A court in Saint Petersburg on Friday sentenced a Russian historian and Napoleon enthusiast to 12-and-a-half-years in jail for murdering and dismembering his young student lover in 2019.
The trial, which spurred activists to voice growing anger over domestic abuse in Russia, began in June after delays due to the coronavirus pandemic.
On Friday, Oleg Sokolov, a history lecturer who received France’s Legion d’Honneur in 2003, came to the courtroom in a grey suit and a white shirt, an AFP journalist following the trial reported.
Sokolov paced back and forth in a glass cell as Judge Yulia Maximenko sentenced him to ‘12 years and six months in a strict regime penal colony’ on charges of murder and the illegal possession of firearms.
‘He was aware of his actions at the time of the crime,’ Maximenko said as she read out the verdict, adding that the intent to murder arose ‘suddenly’.

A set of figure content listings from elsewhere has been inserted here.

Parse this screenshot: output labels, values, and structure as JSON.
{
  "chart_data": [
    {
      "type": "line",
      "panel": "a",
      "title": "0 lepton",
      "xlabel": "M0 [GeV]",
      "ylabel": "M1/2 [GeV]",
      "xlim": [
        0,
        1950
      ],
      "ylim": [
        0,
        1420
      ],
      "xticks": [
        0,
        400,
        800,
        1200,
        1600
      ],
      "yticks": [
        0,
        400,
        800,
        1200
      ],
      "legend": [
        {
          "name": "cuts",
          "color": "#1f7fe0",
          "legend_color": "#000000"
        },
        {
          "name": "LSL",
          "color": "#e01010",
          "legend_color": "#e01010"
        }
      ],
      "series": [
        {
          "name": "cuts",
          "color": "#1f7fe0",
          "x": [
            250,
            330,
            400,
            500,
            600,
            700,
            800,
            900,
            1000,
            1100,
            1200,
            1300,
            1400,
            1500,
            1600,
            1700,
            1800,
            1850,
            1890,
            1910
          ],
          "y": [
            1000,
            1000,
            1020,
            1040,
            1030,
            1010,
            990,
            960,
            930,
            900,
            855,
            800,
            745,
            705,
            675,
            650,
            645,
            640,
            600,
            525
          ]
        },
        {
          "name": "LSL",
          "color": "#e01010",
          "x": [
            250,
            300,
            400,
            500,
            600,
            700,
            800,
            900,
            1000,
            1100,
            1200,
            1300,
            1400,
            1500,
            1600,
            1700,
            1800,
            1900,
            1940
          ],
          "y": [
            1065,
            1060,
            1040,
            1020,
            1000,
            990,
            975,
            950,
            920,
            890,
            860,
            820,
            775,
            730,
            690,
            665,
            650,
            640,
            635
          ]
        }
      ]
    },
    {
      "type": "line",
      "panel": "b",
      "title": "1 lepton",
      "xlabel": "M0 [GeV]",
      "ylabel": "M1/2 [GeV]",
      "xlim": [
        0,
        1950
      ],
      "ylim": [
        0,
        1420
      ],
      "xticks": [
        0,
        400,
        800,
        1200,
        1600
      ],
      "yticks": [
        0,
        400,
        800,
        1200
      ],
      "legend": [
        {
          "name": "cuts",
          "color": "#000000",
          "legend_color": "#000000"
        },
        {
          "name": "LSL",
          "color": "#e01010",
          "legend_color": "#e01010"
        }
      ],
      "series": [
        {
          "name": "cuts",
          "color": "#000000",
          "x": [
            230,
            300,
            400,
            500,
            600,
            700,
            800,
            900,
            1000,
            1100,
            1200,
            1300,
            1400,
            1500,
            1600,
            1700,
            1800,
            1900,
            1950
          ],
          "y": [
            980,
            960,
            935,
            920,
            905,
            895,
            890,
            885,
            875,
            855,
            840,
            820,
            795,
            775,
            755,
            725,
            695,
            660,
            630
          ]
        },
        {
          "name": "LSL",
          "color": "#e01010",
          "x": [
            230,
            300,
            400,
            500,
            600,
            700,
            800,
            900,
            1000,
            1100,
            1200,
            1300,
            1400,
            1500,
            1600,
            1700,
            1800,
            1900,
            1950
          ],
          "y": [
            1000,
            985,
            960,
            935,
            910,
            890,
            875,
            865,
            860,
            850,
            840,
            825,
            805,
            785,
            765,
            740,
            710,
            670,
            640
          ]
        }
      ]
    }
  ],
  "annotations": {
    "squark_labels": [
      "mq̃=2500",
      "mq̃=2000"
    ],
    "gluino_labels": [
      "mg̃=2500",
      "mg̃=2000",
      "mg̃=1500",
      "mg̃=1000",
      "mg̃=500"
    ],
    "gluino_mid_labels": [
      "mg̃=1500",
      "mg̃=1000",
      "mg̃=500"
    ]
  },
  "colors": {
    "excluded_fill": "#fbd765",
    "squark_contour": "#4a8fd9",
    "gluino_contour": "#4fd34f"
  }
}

Sokolov was arrested in November 2019 after he was hauled out of the freezing Moika River in Saint Petersburg while drunk and carrying a backpack containing a woman’s arms.
The historian pleaded guilty to the charges of murdering 24-year-old Anastasia Yeshchenko, but said he committed the crime in the heat of the moment during an argument with his former student and lover.
Sokolov’s lawyer Sergei Lukyanov said the defence ‘does not agree’ with the sentence but will decide whether to appeal after receiving a copy of the verdict.
Last week the court heard the final arguments in the case and prosecutors requested a 15-year-term.
Yeshchenko’s parents attended the sentencing on Friday.
Their lawyer Alexandra Baksheyeva told reporters that, even though ‘nothing can bring their daughter back’, the family does not intend to appeal the verdict to request a harsher sentence.
Sokolov taught history at Saint Petersburg State University, President Vladimir Putin’s alma mater, and was close to the authorities.
The decorated historian authored several books on Napoleon Bonaparte and often led historical reenactments of the French emperor’s 1812 Russian campaign.
The gruesome murder scandalised Russia after many of his students said Sokolov had exhibited inappropriate behaviour in the past and demanded that management at the university be investigated.
Every year, nearly 16.5 million women across Russia fall victim to domestic violence, according to activists.
However, efforts to lobby for a specialised law against violence and protect victims have failed.